World War II (1931-1945)
“The Second World War presented a mirror to the human condition which blinded anyone who looked into it.” — Norman Mailer, “The White Negro: Superficial Reflections on the Hipster” (1957)
Of the endless ocean of books on the Second World War, we have dozens and dozens of new and carefully chosen titles. I define it as beginning with the Japanese Empire’s invasion of Manchuria and ending with not only V-E and V-J Days but also the immediate crises of displaced people, the Soviet Union’s creation of the Iron Curtain, and the growing revelations of the extent of the Holocaust.
In significant ways the Second World War was the defining crucible of the 20th Century. The First World War was prelude, the legacy of the 19th Century’s imperialism, and the Cold War was the sequel. Of the making of books about it there is no end — but the persistence of good research and good writing, and good publication underscores the war’s centrality of the world we live in today and the world our descendents will live in for the foreseeable future.
Flight to Arras
Flight to Arras
Flight to Arras is a memoir recounting the author's role in the French Air Force as pilot of a reconnaissance plane during the Battle of France in 1940. The book condenses months of his flights into a single terrifying mission over the town of Arras.

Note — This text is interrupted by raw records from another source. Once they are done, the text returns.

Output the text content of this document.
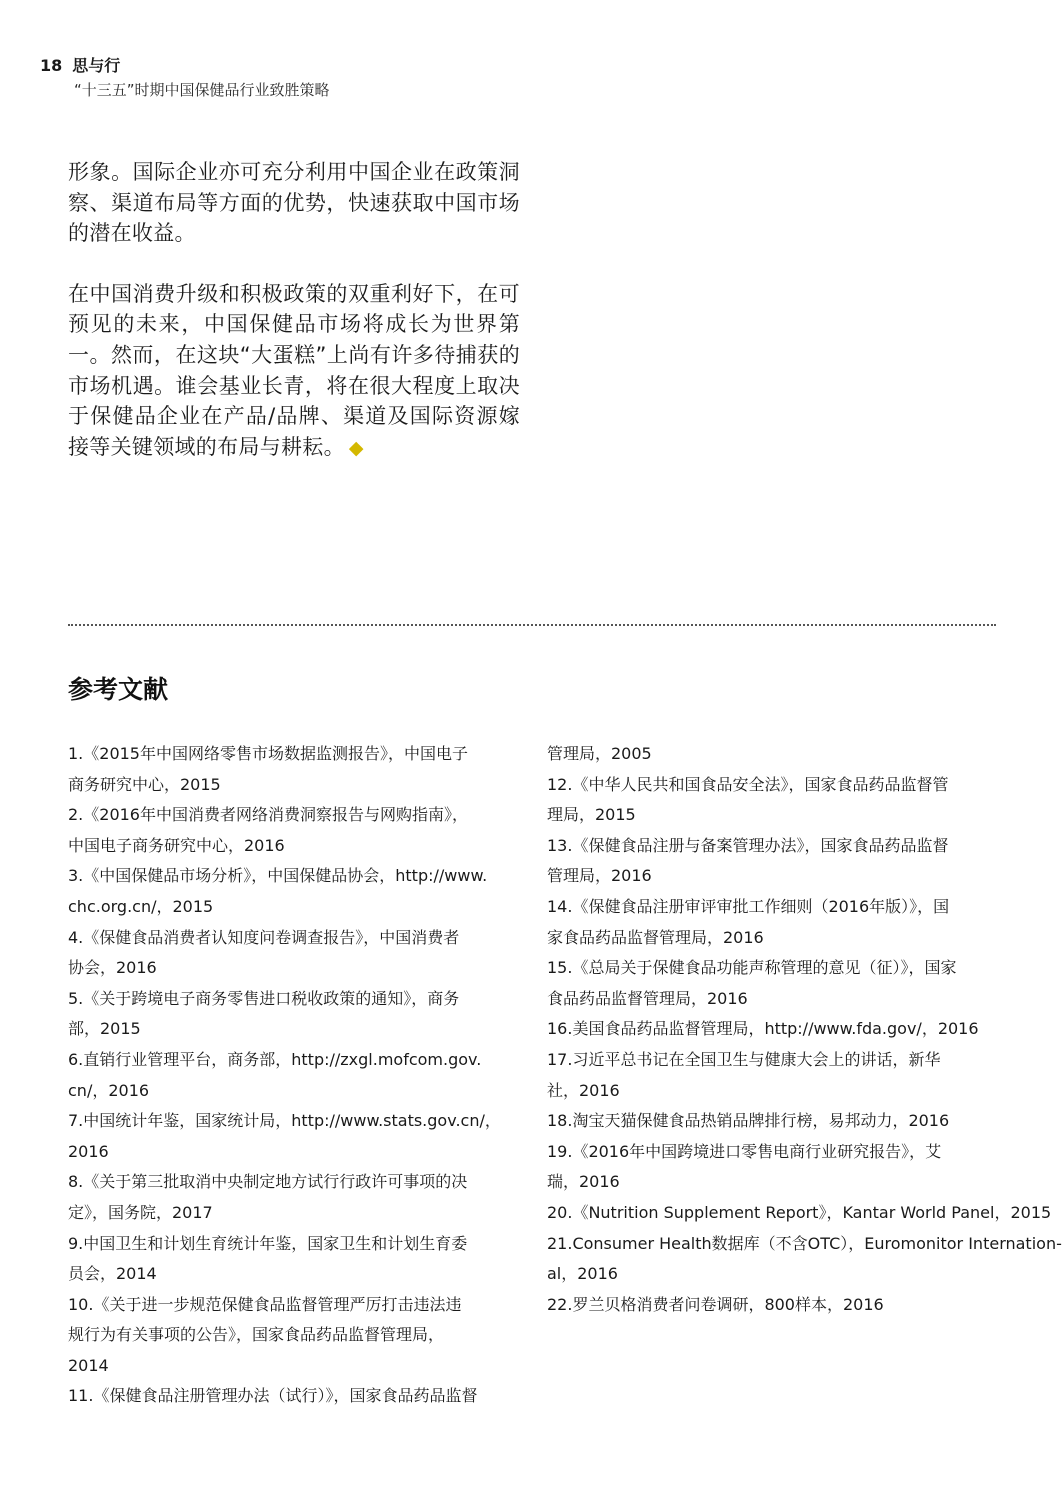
18 思与行
“十三五”时期中国保健品行业致胜策略

形象。国际企业亦可充分利用中国企业在政策洞察、渠道布局等方面的优势，快速获取中国市场的潜在收益。

在中国消费升级和积极政策的双重利好下，在可预见的未来，中国保健品市场将成长为世界第一。然而，在这块“大蛋糕”上尚有许多待捕获的市场机遇。谁会基业长青，将在很大程度上取决于保健品企业在产品/品牌、渠道及国际资源嫁接等关键领域的布局与耕耘。 ◆

参考文献
1.《2015年中国网络零售市场数据监测报告》，中国电子
商务研究中心，2015
2.《2016年中国消费者网络消费洞察报告与网购指南》，
中国电子商务研究中心，2016
3.《中国保健品市场分析》，中国保健品协会，http://www.
chc.org.cn/，2015
4.《保健食品消费者认知度问卷调查报告》，中国消费者
协会，2016
5.《关于跨境电子商务零售进口税收政策的通知》，商务
部，2015
6.直销行业管理平台，商务部，http://zxgl.mofcom.gov.
cn/，2016
7.中国统计年鉴，国家统计局，http://www.stats.gov.cn/，
2016
8.《关于第三批取消中央制定地方试行行政许可事项的决
定》，国务院，2017
9.中国卫生和计划生育统计年鉴，国家卫生和计划生育委
员会，2014
10.《关于进一步规范保健食品监督管理严厉打击违法违
规行为有关事项的公告》，国家食品药品监督管理局，
2014
11.《保健食品注册管理办法（试行）》，国家食品药品监督
管理局，2005
12.《中华人民共和国食品安全法》，国家食品药品监督管
理局，2015
13.《保健食品注册与备案管理办法》，国家食品药品监督
管理局，2016
14.《保健食品注册审评审批工作细则（2016年版）》，国
家食品药品监督管理局，2016
15.《总局关于保健食品功能声称管理的意见（征）》，国家
食品药品监督管理局，2016
16.美国食品药品监督管理局，http://www.fda.gov/，2016
17.习近平总书记在全国卫生与健康大会上的讲话，新华
社，2016
18.淘宝天猫保健食品热销品牌排行榜，易邦动力，2016
19.《2016年中国跨境进口零售电商行业研究报告》，艾
瑞，2016
20.《Nutrition Supplement Report》，Kantar World Panel，2015
21.Consumer Health数据库（不含OTC），Euromonitor Internation-
al，2016
22.罗兰贝格消费者问卷调研，800样本，2016
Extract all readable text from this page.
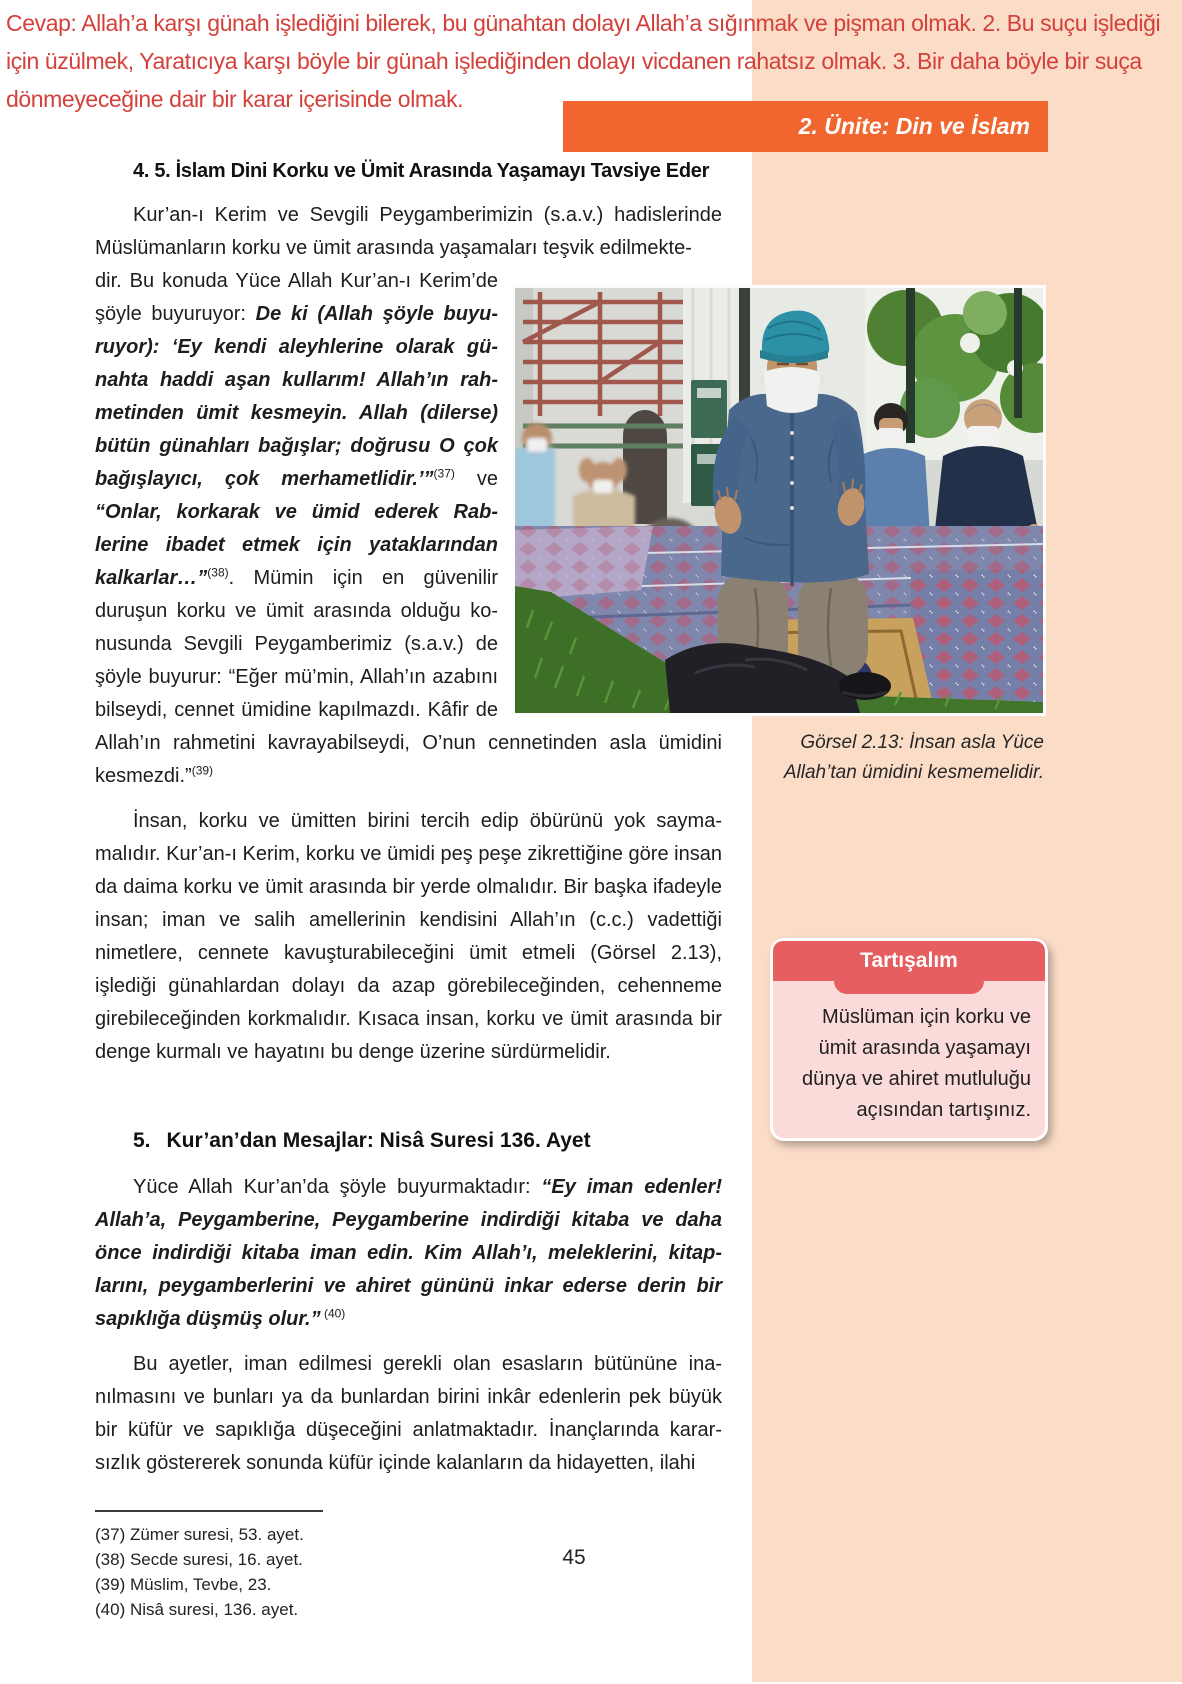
Cevap: Allah’a karşı günah işlediğini bilerek, bu günahtan dolayı Allah’a sığınmak ve pişman olmak. 2. Bu suçu işlediği için üzülmek, Yaratıcıya karşı böyle bir günah işlediğinden dolayı vicdanen rahatsız olmak. 3. Bir daha böyle bir suça dönmeyeceğine dair bir karar içerisinde olmak.
2. Ünite: Din ve İslam
4. 5. İslam Dini Korku ve Ümit Arasında Yaşamayı Tavsiye Eder

Kur’an-ı Kerim ve Sevgili Peygamberimizin (s.a.v.) hadislerinde Müslümanların korku ve ümit arasında yaşamaları teşvik edilmekte-

dir. Bu konuda Yüce Allah Kur’an-ı Kerim’de şöyle buyuruyor: De ki (Allah şöyle buyuruyor): ‘Ey kendi aleyhlerine olarak günahta haddi aşan kullarım! Allah’ın rahmetinden ümit kesmeyin. Allah (dilerse) bütün günahları bağışlar; doğrusu O çok bağışlayıcı, çok merhametlidir.’”$^{(37)}$ ve “Onlar, korkarak ve ümid ederek Rablerine ibadet etmek için yataklarından kalkarlar…”$^{(38)}$. Mümin için en güvenilir duruşun korku ve ümit arasında olduğu konusunda Sevgili Peygamberimiz (s.a.v.) de şöyle buyurur: “Eğer mü’min, Allah’ın azabını bilseydi, cennet ümidine kapılmazdı. Kâfir de Allah’ın rahmetini kavrayabilseydi, O’nun cennetinden asla ümidini kesmezdi.”$^{(39)}$

İnsan, korku ve ümitten birini tercih edip öbürünü yok saymamalıdır. Kur’an-ı Kerim, korku ve ümidi peş peşe zikrettiğine göre insan da daima korku ve ümit arasında bir yerde olmalıdır. Bir başka ifadeyle insan; iman ve salih amellerinin kendisini Allah’ın (c.c.) vadettiği nimetlere, cennete kavuşturabileceğini ümit etmeli (Görsel 2.13), işlediği günahlardan dolayı da azap görebileceğinden, cehenneme girebileceğinden korkmalıdır. Kısaca insan, korku ve ümit arasında bir denge kurmalı ve hayatını bu denge üzerine sürdürmelidir.

5. Kur’an’dan Mesajlar: Nisâ Suresi 136. Ayet

Yüce Allah Kur’an’da şöyle buyurmaktadır: “Ey iman edenler! Allah’a, Peygamberine, Peygamberine indirdiği kitaba ve daha önce indirdiği kitaba iman edin. Kim Allah’ı, meleklerini, kitaplarını, peygamberlerini ve ahiret gününü inkar ederse derin bir sapıklığa düşmüş olur.” $^{(40)}$

Bu ayetler, iman edilmesi gerekli olan esasların bütününe inanılmasını ve bunları ya da bunlardan birini inkâr edenlerin pek büyük bir küfür ve sapıklığa düşeceğini anlatmaktadır. İnançlarında kararsızlık göstererek sonunda küfür içinde kalanların da hidayetten, ilahi

(37) Zümer suresi, 53. ayet.
(38) Secde suresi, 16. ayet.
(39) Müslim, Tevbe, 23.
(40) Nisâ suresi, 136. ayet.
Görsel 2.13: İnsan asla Yüce Allah’tan ümidini kesmemelidir.
Tartışalım
Müslüman için korku ve ümit arasında yaşamayı dünya ve ahiret mutluluğu açısından tartışınız.
45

At the start of the war there were only fifty reconnaissance crews, of which twenty-three were in his unit. Within the first few days of the German invasion of France in May 1940, seventeen of the crews were sacrificed recklessly, he writes "like glasses of water thrown onto a forest fire". Saint-Exupéry survived the French defeat but refused to join the Royal Air Force over political differences with de Gaulle. In July 1944, "risking flesh to prove good faith", he failed to return from a recon mission over France.